# Shark Attack Explorations

In [None]:
from IPython.display import Image

Image(url="img/shark1.png", width = 400, height = 400)

In [None]:
# load packages
import pandas as pd
import numpy as np
import seaborn as sns
import matplotlib.pyplot as plt

## 1. Import Data

In [None]:
# read csv file 
full_attacks = pd.read_csv("attacks.csv")
full_attacks.head()

## 2. Explore Data

In [None]:
# check data types
full_attacks.dtypes

In [None]:
# check for missing values
full_attacks.isnull().sum()

In [None]:
# size of data
full_attacks.shape

## 3. Clean Data

In [None]:
Image(url="img/shark2.png", width = 400, height = 400)

In [None]:
# copy data and drop nas
attacks_df = full_attacks.copy()
attacks_df = attacks_df.dropna(subset=["Date", "Year"])
print(attacks_df.isnull().sum(), attacks_df.shape)

In [None]:
# check column names
attacks_df.columns

In [None]:
# drop unnecessary columns
drop_columns = ["Case Number", 'Date', 'Time', 'Investigator or Source',
                'pdf', 'href formula', 'href',
                'Case Number.1', 'Case Number.2', 'original order',
                'Unnamed: 22', 'Unnamed: 23']
attacks_df = attacks_df.drop(columns=drop_columns)

attacks_df.head()

In [None]:
# check year format
attacks_df["Year"].unique()

## 4. Filter Data

In [None]:
# clean years and set range to 1700 - 2018
attacks_df["Year"] =  attacks_df["Year"].astype(int)
attacks_df =  attacks_df[attacks_df["Year"] >= 1700]
attacks_df["Year"] = attacks_df["Year"].astype(str)
attacks_df["Year"].unique()

In [None]:
# convert year object to datetime
attacks_df["Year"] =  pd.to_datetime(attacks_df["Year"], format='%Y')
attacks_df.head()

In [None]:
# set the index to year
attacks_df = attacks_df.set_index("Year")

In [None]:
# remove unnecessary white space from df
attacks_df.columns = attacks_df.columns.str.strip()

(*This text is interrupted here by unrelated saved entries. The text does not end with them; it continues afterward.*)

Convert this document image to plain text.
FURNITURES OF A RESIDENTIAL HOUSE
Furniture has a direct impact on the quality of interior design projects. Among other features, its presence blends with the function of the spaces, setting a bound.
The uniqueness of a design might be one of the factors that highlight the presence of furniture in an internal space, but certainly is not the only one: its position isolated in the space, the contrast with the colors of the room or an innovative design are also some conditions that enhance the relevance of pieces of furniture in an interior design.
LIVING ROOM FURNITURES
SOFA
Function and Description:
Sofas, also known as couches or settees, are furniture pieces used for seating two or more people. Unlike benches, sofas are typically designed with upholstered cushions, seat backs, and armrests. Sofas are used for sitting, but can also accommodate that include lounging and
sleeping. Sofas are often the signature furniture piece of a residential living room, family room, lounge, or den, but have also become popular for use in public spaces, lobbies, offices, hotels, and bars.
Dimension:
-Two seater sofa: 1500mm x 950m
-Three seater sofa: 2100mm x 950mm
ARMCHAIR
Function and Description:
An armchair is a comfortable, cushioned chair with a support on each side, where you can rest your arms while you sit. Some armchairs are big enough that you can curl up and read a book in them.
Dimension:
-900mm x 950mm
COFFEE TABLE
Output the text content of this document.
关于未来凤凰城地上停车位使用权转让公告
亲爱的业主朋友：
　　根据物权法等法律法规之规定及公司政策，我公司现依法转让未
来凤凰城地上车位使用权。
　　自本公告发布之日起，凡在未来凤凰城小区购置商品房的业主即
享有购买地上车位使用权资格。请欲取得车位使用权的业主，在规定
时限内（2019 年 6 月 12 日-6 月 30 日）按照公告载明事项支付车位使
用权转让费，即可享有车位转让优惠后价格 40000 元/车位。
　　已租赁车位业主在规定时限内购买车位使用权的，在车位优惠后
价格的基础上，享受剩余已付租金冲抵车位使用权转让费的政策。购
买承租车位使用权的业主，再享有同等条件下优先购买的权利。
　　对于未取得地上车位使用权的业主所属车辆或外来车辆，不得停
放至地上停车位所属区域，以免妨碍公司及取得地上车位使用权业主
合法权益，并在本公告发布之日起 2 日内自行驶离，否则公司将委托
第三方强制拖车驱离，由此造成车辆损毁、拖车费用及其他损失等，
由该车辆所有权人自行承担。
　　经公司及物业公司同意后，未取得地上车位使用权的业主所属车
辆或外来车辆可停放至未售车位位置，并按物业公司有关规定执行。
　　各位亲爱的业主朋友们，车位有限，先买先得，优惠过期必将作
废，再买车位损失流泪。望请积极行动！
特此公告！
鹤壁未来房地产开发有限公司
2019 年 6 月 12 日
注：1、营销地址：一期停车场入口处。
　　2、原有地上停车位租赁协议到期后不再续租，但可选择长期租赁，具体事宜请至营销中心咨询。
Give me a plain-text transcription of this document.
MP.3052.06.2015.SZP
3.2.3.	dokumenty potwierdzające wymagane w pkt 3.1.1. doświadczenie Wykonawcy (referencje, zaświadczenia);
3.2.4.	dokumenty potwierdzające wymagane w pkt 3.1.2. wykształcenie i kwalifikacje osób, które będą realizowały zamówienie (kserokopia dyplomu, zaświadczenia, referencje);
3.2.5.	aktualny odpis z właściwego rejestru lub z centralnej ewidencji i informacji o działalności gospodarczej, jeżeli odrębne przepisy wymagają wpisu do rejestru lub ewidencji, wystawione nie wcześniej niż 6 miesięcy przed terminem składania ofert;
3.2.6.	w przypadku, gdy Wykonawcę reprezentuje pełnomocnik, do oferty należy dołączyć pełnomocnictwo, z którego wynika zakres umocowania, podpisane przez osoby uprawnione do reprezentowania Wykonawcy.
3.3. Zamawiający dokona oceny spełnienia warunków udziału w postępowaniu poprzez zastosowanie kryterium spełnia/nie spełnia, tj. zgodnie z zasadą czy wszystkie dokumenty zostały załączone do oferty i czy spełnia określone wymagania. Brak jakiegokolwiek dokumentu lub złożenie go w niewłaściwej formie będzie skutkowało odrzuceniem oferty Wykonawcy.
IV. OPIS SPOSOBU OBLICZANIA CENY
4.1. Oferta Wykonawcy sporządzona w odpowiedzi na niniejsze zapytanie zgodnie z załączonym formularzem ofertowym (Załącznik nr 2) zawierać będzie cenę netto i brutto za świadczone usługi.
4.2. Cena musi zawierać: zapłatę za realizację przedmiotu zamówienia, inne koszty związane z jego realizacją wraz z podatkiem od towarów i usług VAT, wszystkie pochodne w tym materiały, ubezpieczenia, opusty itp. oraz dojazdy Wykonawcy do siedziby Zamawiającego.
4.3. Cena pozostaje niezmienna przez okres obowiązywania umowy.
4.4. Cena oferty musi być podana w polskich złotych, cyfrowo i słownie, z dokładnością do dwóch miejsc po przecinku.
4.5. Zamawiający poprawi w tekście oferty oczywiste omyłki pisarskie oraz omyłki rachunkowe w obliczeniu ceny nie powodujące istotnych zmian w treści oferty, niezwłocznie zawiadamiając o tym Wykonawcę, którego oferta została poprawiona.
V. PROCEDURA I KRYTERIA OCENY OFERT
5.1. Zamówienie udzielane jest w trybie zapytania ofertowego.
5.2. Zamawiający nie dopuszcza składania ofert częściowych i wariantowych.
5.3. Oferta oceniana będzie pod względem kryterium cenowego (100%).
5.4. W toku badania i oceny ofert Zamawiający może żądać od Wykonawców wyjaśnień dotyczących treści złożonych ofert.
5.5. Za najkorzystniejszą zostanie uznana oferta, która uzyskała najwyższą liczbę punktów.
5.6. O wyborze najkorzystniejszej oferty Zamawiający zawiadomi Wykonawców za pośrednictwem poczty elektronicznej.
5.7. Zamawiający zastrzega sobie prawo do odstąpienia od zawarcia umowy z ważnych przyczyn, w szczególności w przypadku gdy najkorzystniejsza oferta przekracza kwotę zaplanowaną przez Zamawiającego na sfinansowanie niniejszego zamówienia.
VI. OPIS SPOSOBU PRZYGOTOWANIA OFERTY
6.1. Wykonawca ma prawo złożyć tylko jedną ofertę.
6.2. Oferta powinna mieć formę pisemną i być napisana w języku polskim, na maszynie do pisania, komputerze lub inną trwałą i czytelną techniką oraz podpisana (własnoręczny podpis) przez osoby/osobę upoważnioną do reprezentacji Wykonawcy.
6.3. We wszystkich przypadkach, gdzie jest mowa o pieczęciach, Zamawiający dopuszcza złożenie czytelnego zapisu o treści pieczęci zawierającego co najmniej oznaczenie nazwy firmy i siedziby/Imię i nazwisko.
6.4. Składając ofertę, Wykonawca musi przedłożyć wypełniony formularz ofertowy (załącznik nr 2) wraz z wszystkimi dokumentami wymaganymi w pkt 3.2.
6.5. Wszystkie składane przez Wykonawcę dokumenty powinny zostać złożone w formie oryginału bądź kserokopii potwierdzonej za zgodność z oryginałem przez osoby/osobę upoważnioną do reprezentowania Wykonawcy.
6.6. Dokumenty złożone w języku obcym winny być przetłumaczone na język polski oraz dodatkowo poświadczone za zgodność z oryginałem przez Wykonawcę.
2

## 5/6. Sort and Group Data

In [None]:
Image(url="img/shark3.png", width = 400, height = 400)

In [None]:
# sort and number of shark attacks by year
year_group = attacks_df.groupby(attacks_df.index)
year_group_df = year_group["Type"].count().sort_values(ascending=False).head(10)
year_group_df

In [None]:
# sort and group number of attacks by country
country_group = attacks_df.groupby(attacks_df["Country"])
country_group_df = country_group["Type"].count().sort_values(ascending=False).head(10)
country_group_df

In [None]:
# sort and group number of attacks by activity
activity_group = attacks_df.groupby(attacks_df["Activity"])
activity_group = activity_group["Type"].count().sort_values(ascending=False).head(10)
activity_group

In [None]:
# sort and group number of attacks by sex
sex_group = attacks_df.groupby(attacks_df["Sex"])
sex_group_df = sex_group["Type"].count().sort_values(ascending=False).head(3)
sex_group_df

In [None]:
# sort and group number of attacks by severity
fatal_group = attacks_df.groupby(attacks_df["Fatal (Y/N)"])
fatal_group_df = fatal_group["Type"].count().sort_values(ascending=False).head(3)
fatal_group_df

## 7. Tranform Data

In [None]:
# create a new column to extract first name
attacks_df["First_Name"] = attacks_df["Name"].str.split().str.get(0)

In [None]:
# sort and group number of attacks by first name
name_group = attacks_df.groupby(attacks_df["First_Name"])
name_group_df = name_group["Type"].count().sort_values(ascending=False).head(25)
name_group_df = pd.DataFrame(name_group_df)
name_group_df

In [None]:
# group unknown names
unknown_names = ["male", "a", "female",
                 "Mr.", "2", "boat",
                "boat,", "Captain"]

# For any value in our index that matches any value in our unkown names, replace it with
# "unknown", otherwise leave it alone.

name_group_df.index = ["Unknown" if fname in unknown_names else fname for fname in name_group_df.index]
name_group_df = name_group_df.groupby(name_group_df.index).sum().sort_values(by="Type", ascending=False)
name_group_unknown_drop_df = name_group_df.drop(index="Unknown")
name_group_unknown_drop_df

## 9. Visualize Data

In [None]:
# create barplot for shark attacks by activty
ax = sns.barplot(data=activity_group)
print(plt.xticks(rotation=60))
ax.set(ylabel='Count')

In [None]:
# create barplot for shark attacks by name (unknown included)
ax = sns.barplot(data=name_group_df, x=name_group_df.index, y="Type")
print(plt.xticks(rotation=60))
ax.set(ylabel='Count')

In [None]:
# create barplot for shark attacks by activty (unknown not included)
ax = sns.barplot(data=name_group_unknown_drop_df, 
            x=name_group_unknown_drop_df.index, y="Type")
plt.xticks(rotation=60)
ax.set(ylabel='Count')

In [None]:
# create barplot for shark attacks by sex
ax = sns.barplot(data=sex_group_df)
ax.set(ylabel='Count')

In [None]:
# create barplot for shark attacks by severity
ax = sns.barplot(data=fatal_group_df)
ax.set(ylabel='Count')

In [None]:
# create barplot for shark attacks by country
ax = sns.barplot(data=country_group_df)
plt.xticks(rotation=60)
ax.set(ylabel='Count')

In [None]:
Image(url="img/shark4.png", width = 400, height = 400)